La stessa circostanza, secondo i giudici della Corte d’Appello, escludeva la possibilità di ritenere la società di gestione dell’autostrada responsabile ex art. 2043 c.c. non potendo formularsi a suo carico alcuna censura di negligenza e non essendo da essa prevedibile l’anomalia rappresentata dall’ingresso in autostrada dell’animale selvatico.

V. anche

L’uomo, contro tale sentenza aveva proposto ricorso in Cassazione.

I giudici di Cassazione, con la sentenza n. 11785/2017 hanno ribadito che:

“La responsabilità per i danni cagionati dalle cose in custodia, prevista dall’art. 2051 c.c., ha natura oggettiva e trova fondamento nell’esigenza che chi trae profitto dalla cosa assuma anche il rischio per i danni che la cosa medesima possa arrecare ai terzi.
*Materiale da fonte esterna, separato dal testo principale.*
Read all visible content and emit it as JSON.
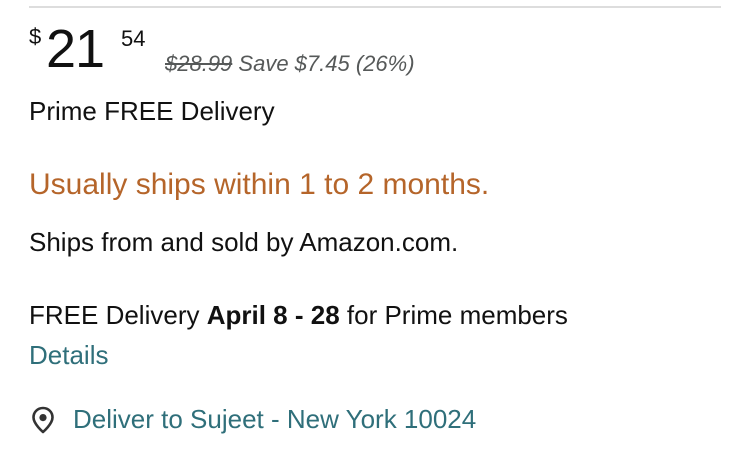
{
  "price": {
    "currency_symbol": "$",
    "whole": "21",
    "fraction": "54",
    "was_price": "$28.99",
    "savings": "Save $7.45 (26%)"
  },
  "delivery": {
    "prime_line": "Prime FREE Delivery",
    "availability": "Usually ships within 1 to 2 months.",
    "sold_by": "Ships from and sold by Amazon.com.",
    "free_delivery_prefix": "FREE Delivery",
    "free_delivery_dates": "April 8 - 28",
    "free_delivery_suffix": "for Prime members",
    "details_link": "Details",
    "deliver_to": "Deliver to Sujeet - New York 10024"
  },
  "icons": {
    "location": "map-pin-icon"
  },
  "colors": {
    "availability": "#b5652a",
    "link": "#2f6f7a",
    "strikethrough_text": "#565959"
  }
}
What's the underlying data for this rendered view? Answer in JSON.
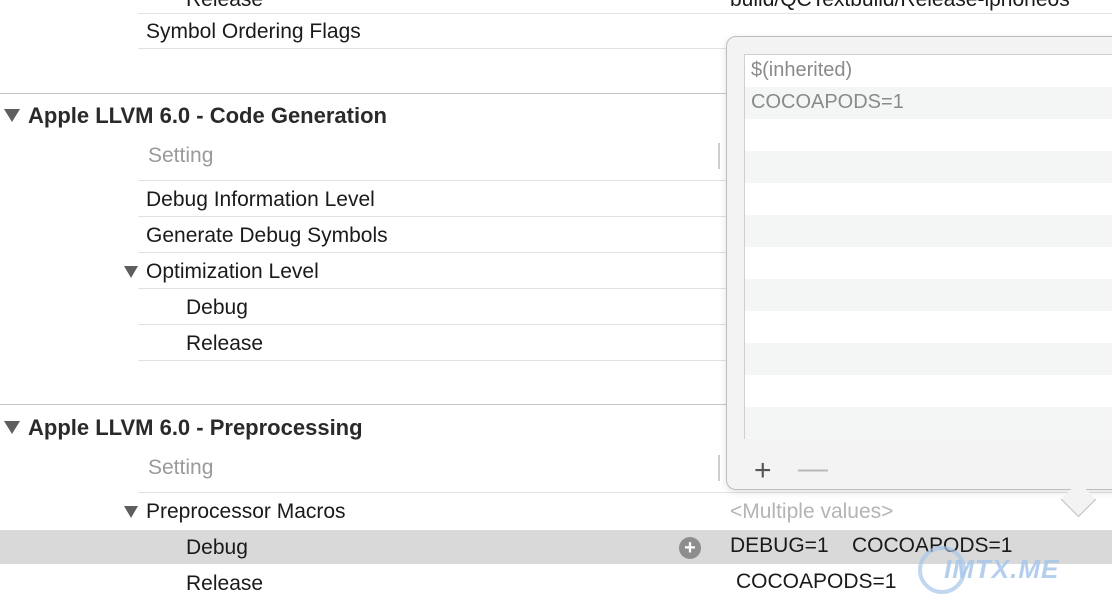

Essa dunque presuppone unicamente l’esistenza del nesso eziologico tra l’evento dannoso e la cosa nonché l’esistenza della relazione custodia tra quest’ultima e il responsabile, al quale la responsabilità viene imputata a prescindere da ogni accertamento di colpa, per il fatto di essere titolare del potere di governo della cosa, inteso come potere di controllarla, di eliminare le situazioni di pericolo che siano insorte e di escludere i terzi dal contatto con essa”.